Simultaneously learning intentions and preferences during physical human-robot cooperation

van der Spaa, Linda,Kober, Jens
DOI: https://doi.org/10.1007/s10514-024-10167-3
IF: 3.255
2024-06-05
Autonomous Robots
Abstract:The advent of collaborative robots allows humans and robots to cooperate in a direct and physical way. While this leads to amazing new opportunities to create novel robotics applications, it is challenging to make the collaboration intuitive for the human. From a system's perspective, understanding the human intentions seems to be one promising way to get there. However, human behavior exhibits large variations between individuals, such as for instance preferences or physical abilities. This paper presents a novel concept for simultaneously learning a model of the human intentions and preferences incrementally during collaboration with a robot. Starting out with a nominal model, the system acquires collaborative skills step-by-step within only very few trials. The concept is based on a combination of model-based reinforcement learning and inverse reinforcement learning, adapted to fit collaborations in which human and robot think and act independently. We test the method and compare it to two baselines: one that imitates the human and one that uses plain maximum entropy inverse reinforcement learning, both in simulation and in a user study with a Franka Emika Panda robot arm.

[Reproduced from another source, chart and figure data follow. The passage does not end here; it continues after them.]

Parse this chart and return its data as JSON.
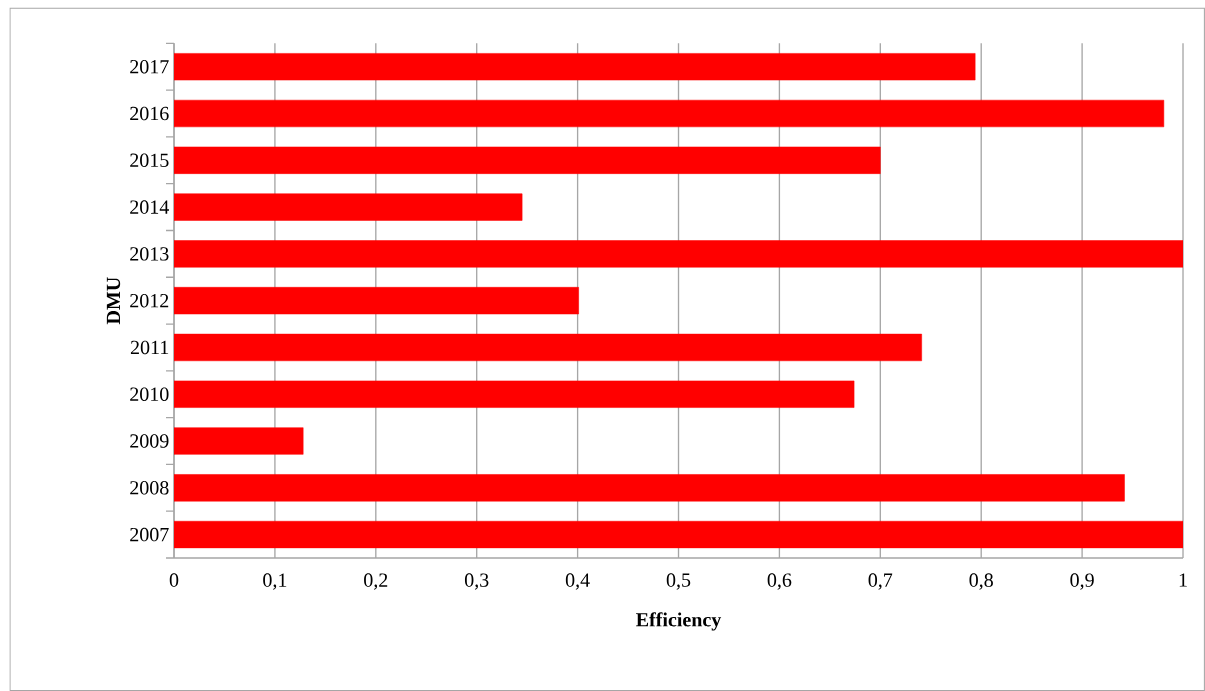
{
  "chart_data": {
    "type": "bar",
    "orientation": "horizontal",
    "xlabel": "Efficiency",
    "ylabel": "DMU",
    "categories": [
      "2017",
      "2016",
      "2015",
      "2014",
      "2013",
      "2012",
      "2011",
      "2010",
      "2009",
      "2008",
      "2007"
    ],
    "values": [
      0.794,
      0.981,
      0.7,
      0.345,
      1.0,
      0.401,
      0.741,
      0.674,
      0.128,
      0.942,
      1.0
    ],
    "color": "#ff0000",
    "xlim": [
      0,
      1
    ],
    "xticks": [
      0,
      {
        "value": 0.1,
        "label": "0,1"
      },
      {
        "value": 0.2,
        "label": "0,2"
      },
      {
        "value": 0.3,
        "label": "0,3"
      },
      {
        "value": 0.4,
        "label": "0,4"
      },
      {
        "value": 0.5,
        "label": "0,5"
      },
      {
        "value": 0.6,
        "label": "0,6"
      },
      {
        "value": 0.7,
        "label": "0,7"
      },
      {
        "value": 0.8,
        "label": "0,8"
      },
      {
        "value": 0.9,
        "label": "0,9"
      },
      1
    ],
    "grid": "x"
  }
}
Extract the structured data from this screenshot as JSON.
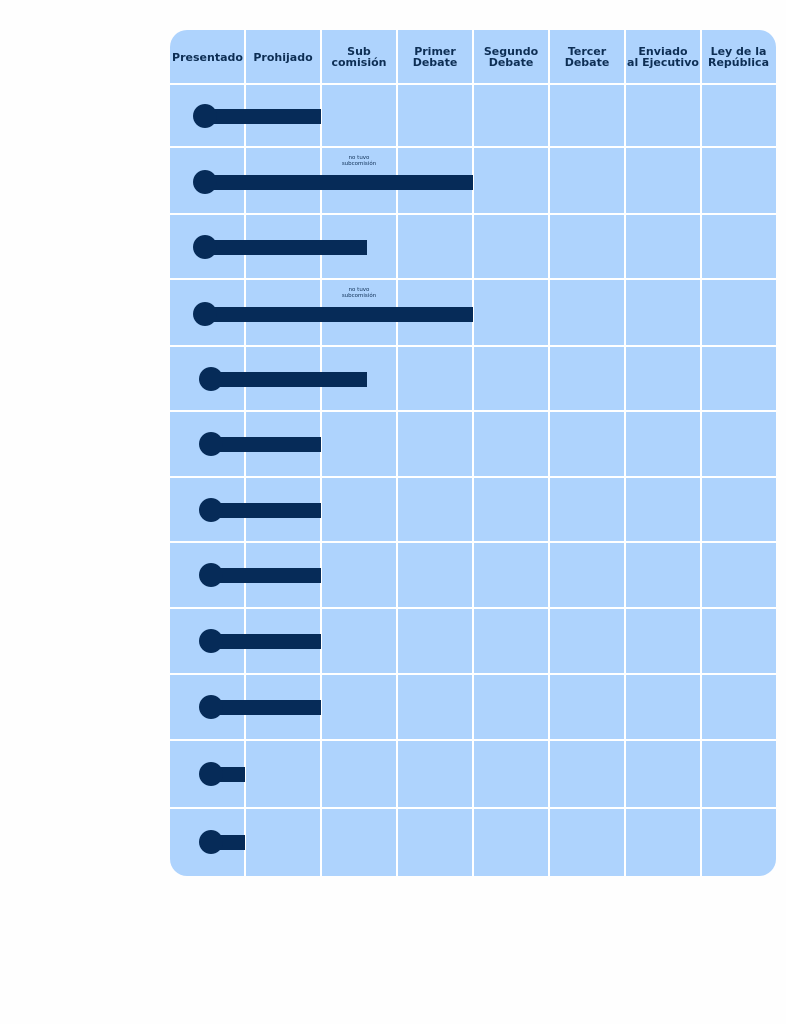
{
  "chart_data": {
    "type": "bar",
    "orientation": "horizontal",
    "stages": [
      "Presentado",
      "Prohijado",
      "Sub\ncomisión",
      "Primer\nDebate",
      "Segundo\nDebate",
      "Tercer\nDebate",
      "Enviado\nal Ejecutivo",
      "Ley de la\nRepública"
    ],
    "progress": [
      2,
      4,
      2.6,
      4,
      2.6,
      2,
      2,
      2,
      2,
      2,
      1,
      1
    ],
    "notes": [
      {
        "row": 1,
        "text": "no tuvo\nsubcomisión"
      },
      {
        "row": 3,
        "text": "no tuvo\nsubcomisión"
      }
    ],
    "colors": {
      "bar": "#062b58",
      "panel": "#aed3fd",
      "grid": "#ffffff",
      "header_text": "#0d2e54"
    }
  }
}
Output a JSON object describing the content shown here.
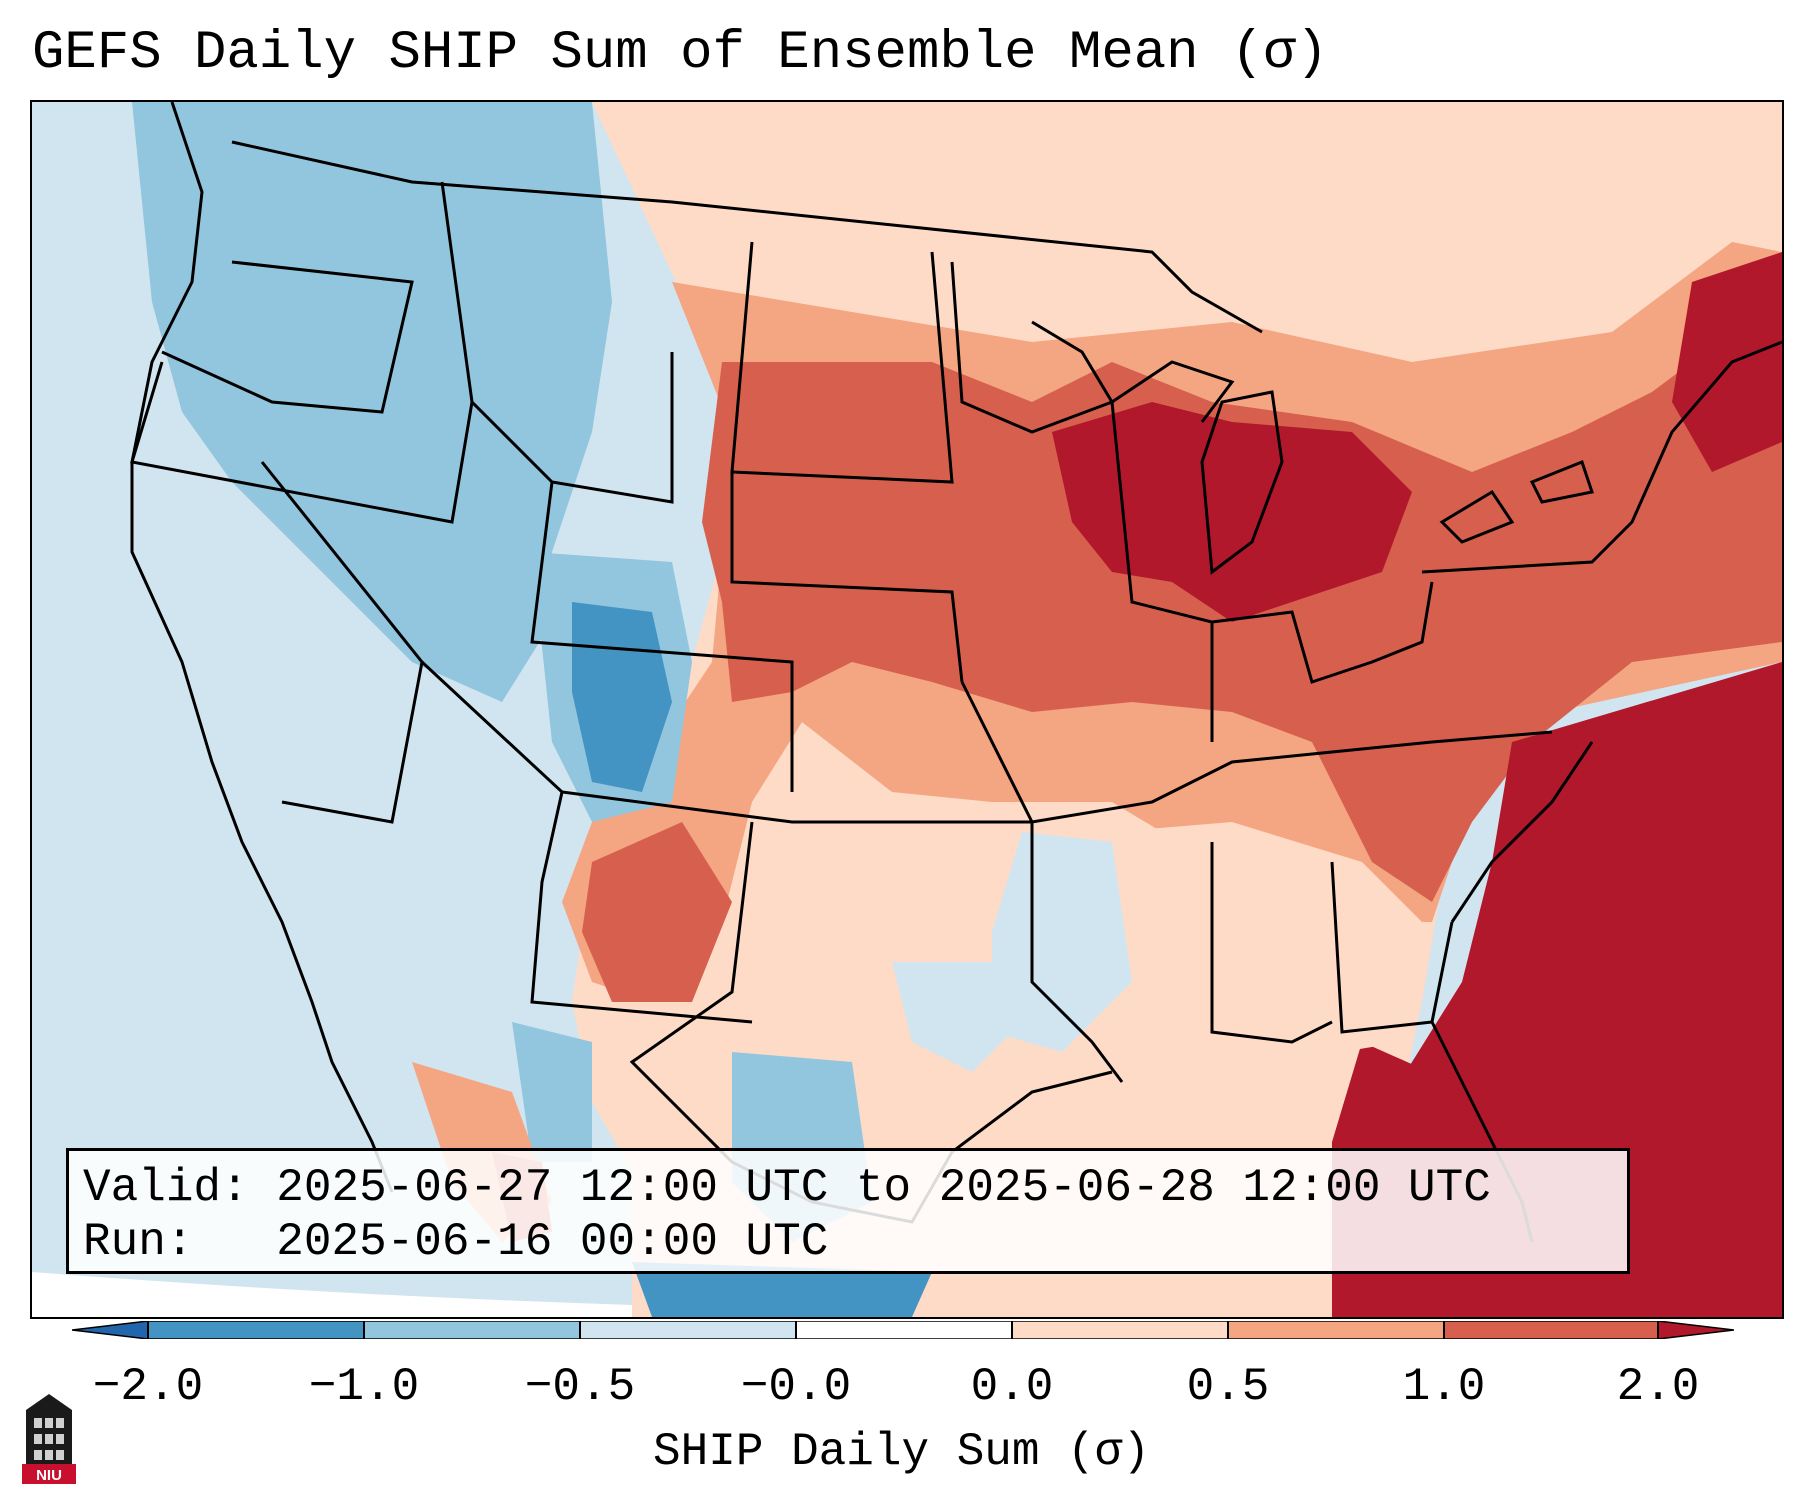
{
  "title": "GEFS Daily SHIP Sum of Ensemble Mean (σ)",
  "info": {
    "valid_label": "Valid:",
    "valid_value": "2025-06-27 12:00 UTC to 2025-06-28 12:00 UTC",
    "run_label": "Run:",
    "run_value": "2025-06-16 00:00 UTC"
  },
  "colorbar": {
    "label": "SHIP Daily Sum (σ)",
    "ticks": [
      "−2.0",
      "−1.0",
      "−0.5",
      "−0.0",
      "0.0",
      "0.5",
      "1.0",
      "2.0"
    ],
    "colors": [
      "#2166ac",
      "#4393c3",
      "#92c5de",
      "#d1e5f0",
      "#ffffff",
      "#fddbc7",
      "#f4a582",
      "#d6604d",
      "#b2182b"
    ]
  },
  "logo": {
    "text": "NIU"
  },
  "palette": {
    "very_low": "#4393c3",
    "low": "#92c5de",
    "slight_low": "#d1e5f0",
    "slight_high": "#fddbc7",
    "high": "#f4a582",
    "higher": "#d6604d",
    "highest": "#b2182b",
    "ocean_edge": "#ffffff"
  }
}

robotics,computer science, artificial intelligence
What problem does this paper attempt to address?
The paper aims to address the issue of how robots can learn to understand human intentions and preferences during physical collaboration with humans. Specifically, the researchers propose a new method that enables robots to gradually learn and improve their understanding of human intentions and preferences during the collaboration process. The main objectives include: 1. **Cooperative Intention Perception**: Enable robots to understand and predict the intentions of human partners, thereby achieving smoother and more intuitive cooperation. 2. **Personalized Preference Model**: Learn and update a personalized preference model through actual cooperation with human partners. 3. **Dual-Layer Theory of Mind Reasoning**: Use a two-layer Theory of Mind model to distinguish between the behaviors of robots and humans, achieving better optimization of cooperative behaviors. 4. **Rapid Learning**: Combine Reinforcement Learning and Inverse Reinforcement Learning to enable robots to learn cooperative strategies in very few experimental rounds. The core of the research is to develop a method that can acquire information from the cooperation process and use this information to continuously optimize the robot's responses. This method not only needs to handle the robot's own decision-making but also understand the human partner's behavioral motivations and their changes. In this way, robots can better adapt to the behavior patterns of human partners in actual cooperative tasks, improving cooperation efficiency.